My last post was about adults who carry to their graves the wounding and scars they got from their parents. These adults never grow up mentally, emotionally and spiritually. They never leave their parents’ mental and emotional homes, even if they leave physically. While watching the John Adams mini-series, I saw a classic example.
Whether the program was factual or not, the picture it showed of John and Abigail’s youngest son, Charles, was so typical and true that I’ll comment as if it was factual.
Because John was gone during the Revolutionary years for long periods of time in Philadelphia and Europe, and Abigail also went to Paris, Charles did not get as much of his parents’ love and affection as he wanted. Charles especially wanted his father’s approval. But John would never approve of Charles’ lack of serious, studious devotion to a stable career dedicated to building his country and supporting his family.

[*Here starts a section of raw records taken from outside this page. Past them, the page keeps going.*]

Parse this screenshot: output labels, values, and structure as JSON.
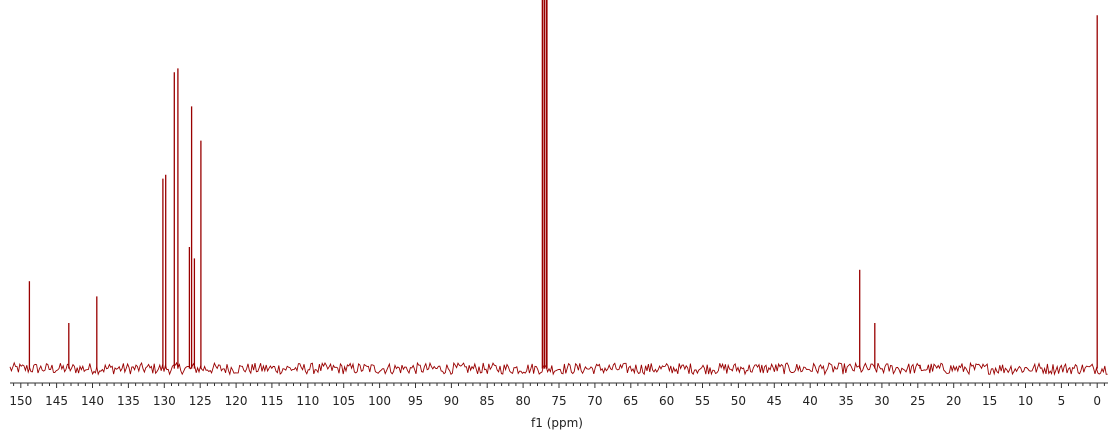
{
  "chart_data": {
    "type": "line",
    "title": "",
    "xlabel": "f1 (ppm)",
    "ylabel": "",
    "xlim": [
      151.5,
      -1.5
    ],
    "x_reversed": true,
    "ylim": [
      0,
      100
    ],
    "grid": false,
    "line_color": "#990000",
    "baseline_level": 3,
    "noise_amplitude": 1.5,
    "xticks": [
      150,
      145,
      140,
      135,
      130,
      125,
      120,
      115,
      110,
      105,
      100,
      95,
      90,
      85,
      80,
      75,
      70,
      65,
      60,
      55,
      50,
      45,
      40,
      35,
      30,
      25,
      20,
      15,
      10,
      5,
      0
    ],
    "tick_labels": [
      "150",
      "145",
      "140",
      "135",
      "130",
      "125",
      "120",
      "115",
      "110",
      "105",
      "100",
      "95",
      "90",
      "85",
      "80",
      "75",
      "70",
      "65",
      "60",
      "55",
      "50",
      "45",
      "40",
      "35",
      "30",
      "25",
      "20",
      "15",
      "10",
      "5",
      "0"
    ],
    "peaks": [
      {
        "x": 148.8,
        "y": 26
      },
      {
        "x": 143.3,
        "y": 15
      },
      {
        "x": 139.4,
        "y": 22
      },
      {
        "x": 130.2,
        "y": 53
      },
      {
        "x": 129.8,
        "y": 54
      },
      {
        "x": 128.6,
        "y": 81
      },
      {
        "x": 128.1,
        "y": 82
      },
      {
        "x": 126.5,
        "y": 35
      },
      {
        "x": 126.2,
        "y": 72
      },
      {
        "x": 125.8,
        "y": 32
      },
      {
        "x": 124.9,
        "y": 63
      },
      {
        "x": 77.3,
        "y": 100
      },
      {
        "x": 77.0,
        "y": 100
      },
      {
        "x": 76.7,
        "y": 100
      },
      {
        "x": 33.1,
        "y": 29
      },
      {
        "x": 31.0,
        "y": 15
      },
      {
        "x": 24.7,
        "y": 4
      },
      {
        "x": 0.0,
        "y": 96
      }
    ]
  }
}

Forget about what John and Abigail should have done. We can feel sorry for Charles, but the obvious reality is that Charles was never going to get what he wanted from his parents. And the more Charles wasted his life in whining, drinking, frivolous daydreams and squandering his talent and money, the less likely that he would get what he wanted from them.
Here’s the key: Charles is faced with an emotional reality that is as real as rain or snow or hail or drought or flood or grasshoppers eating your crops. What is Charles’ task? No matter what, Charles has the same task we all have.
We each and all must suck it up and succeed. We must take responsibility for creating futures that are wonderful, no matter what our givens are. In my forthcoming e-book on how to stop school bullies in their tracks, you’ll find a case study of a teenager facing this decision. But you know it’s true. You had to face it. Everyone has to face it. Charles’ brother, John Quincy, had to face it. And John Quincy sucked it up successfully, despite not liking it.
As Jawaharlal Nehru said, “Life is like a game of cards. The hand that is dealt to you represents determinism; the way you play it is free will.”
Charles ran from the difficult responsibility of being in charge of creating a wonderful future. He blamed his failures on his parents’ lack of giving him what he wanted. As if he was the first person not to get enough from his parents. Do you really think that if John had come home from the Continental Congress in Philadelphia and said that he thought Charles was a delightful, sweet, charming and lovable fellow, with good stuff buried inside, Charles would have become strong, responsible and successful?
Charles wasn’t resilient enough to succeed in the face of the bad weather in his life. He couldn’t put his parents off to his mental and emotional side. He wasn’t courageous, strong and hardworking enough for himself, his wife and his child. He failed. And history rolls over the failures.
Charles shouldn’t have let his parents’ deficiencies be more important in his life than his future. His parents – our parents – are not excuses for failing. Why let people ruin your future if they didn’t give you what you need when you were young and still don’t? Move beyond them. Find other parents (older people) who will love and appreciate you. Find models to inspire you. Succeed, despite the harsh weather.
What else is worth doing with the energy and days given you?